ALCKMIN : PONTOS FRACOS
Alckmin não tem a ousadia, que é mais do que a coragem. Ter ousadia é saber aproveitar as deixas, subir montanhas, mesmo quando elas parecem insuperáveis. Sua fala não tem a contundência que o Brasil carece, nesse momento. Dilui-se na maré das expressões mais fortes que se ouvem por todo o território. É um paulista que não conhece muito bem o Brasil. Quando viaja pelos Estados, causa boa impressão, pela gentileza, capacidade de ouvir, pela maneira com que agrada o interlocutor, mesmo que não diga grandes coisas. Tem sido assim seu périplo de poucas viagens pelo país. E isso é o que chega aos nossos ouvidos de analistas e consultores políticos. Não se cerca de grandes assessores. Parece gostar de uma assessoria mais secundária, mais improvisada, menos profissional, mais jovem, menos politizada. Ultimamente, para aparecer, colocou um pouco de veneno nas falas. Mas não se ouve dele uma idéia forte sobre o Brasil. Geraldo Alckmin é um gerente muito bom e deixa transparecer o perfil de bom pai de família. Chega-se, até, a ouvir : Alckmin é o sogro que os jovens brasileiros gostariam de ter.
PTSUNAMI À VISTA ?
Esse envio de R$ 1 milhão, em dinheiro, para a Coteminas, empresa têxtil, pertencente ao vice-presidente da República, poderá ser mais uma grande dor de cabeça para o PT. A Coteminas reconhece ter recebido o dinheiro. O PT não reconhece o envio da quantia, apesar de reconhecer o débito de R$ 11 milhões à empresa. Se Delúbio Soares, irritado, abrisse a boca, o PT e Lula seriam tragados pela primeira ventania do ptsunami. Delúbio, porém, luta para evitar um dilúvio.

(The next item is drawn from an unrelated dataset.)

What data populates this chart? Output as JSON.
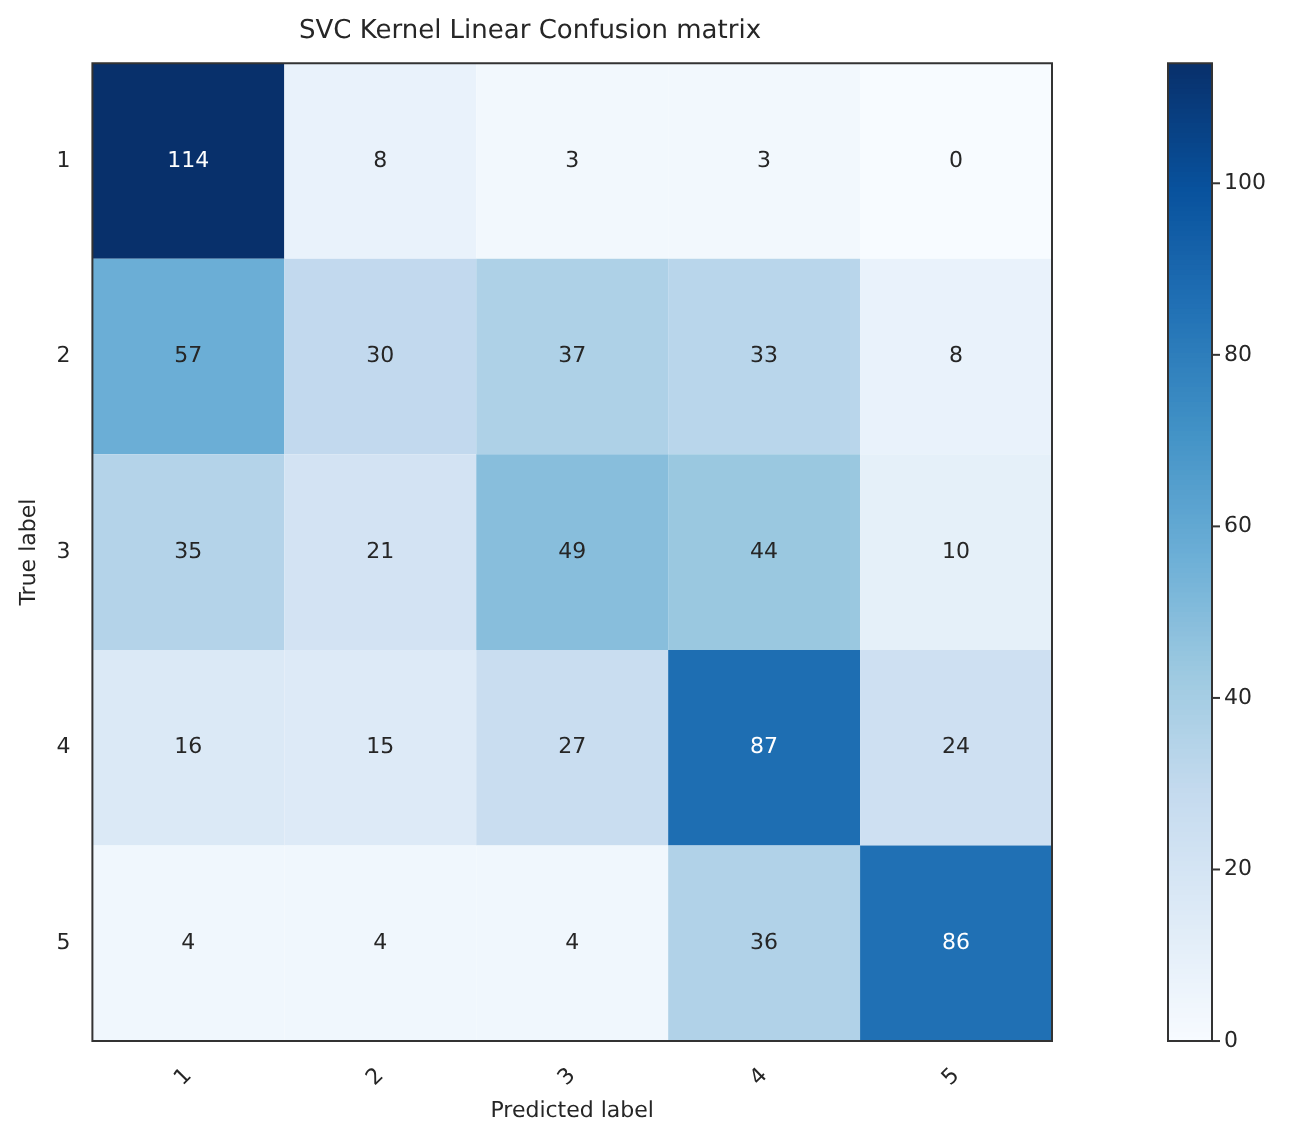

Aviso aos navegantes : se a verticalização não cair, a campanha será uma. Se cair, será outra. Por exemplo : se continuar o mesmo sistema da última campanha, pelo qual as alianças nos Estados obedecerão ao esquema de alianças feito no plano federal, o PMDB não terá candidato próprio. Será quase impossível sustentar uma candidatura própria com o engessamento de alianças. Garotinho já pode começar a tirar o seu cavalo da chuva. O PMDB quer derrubar a verticalização. O esforço do presidente do partido, Michel Temer, é hercúleo. Mas os interesses partidários são muito divergentes.
JOBIM DÁ ADEUS AO SONHO
Se Nelson Jobim, presidente do STF, tinha o sonho de vir a ser o candidato de consenso do PMDB à presidência da República, também pode começar a expulsar a idéia do seu sistema cognitivo. Não por conta da manutenção eventual da verticalização. Mas por conta da postura politizada, e muito criticada, à frente da mais alta Corte do país.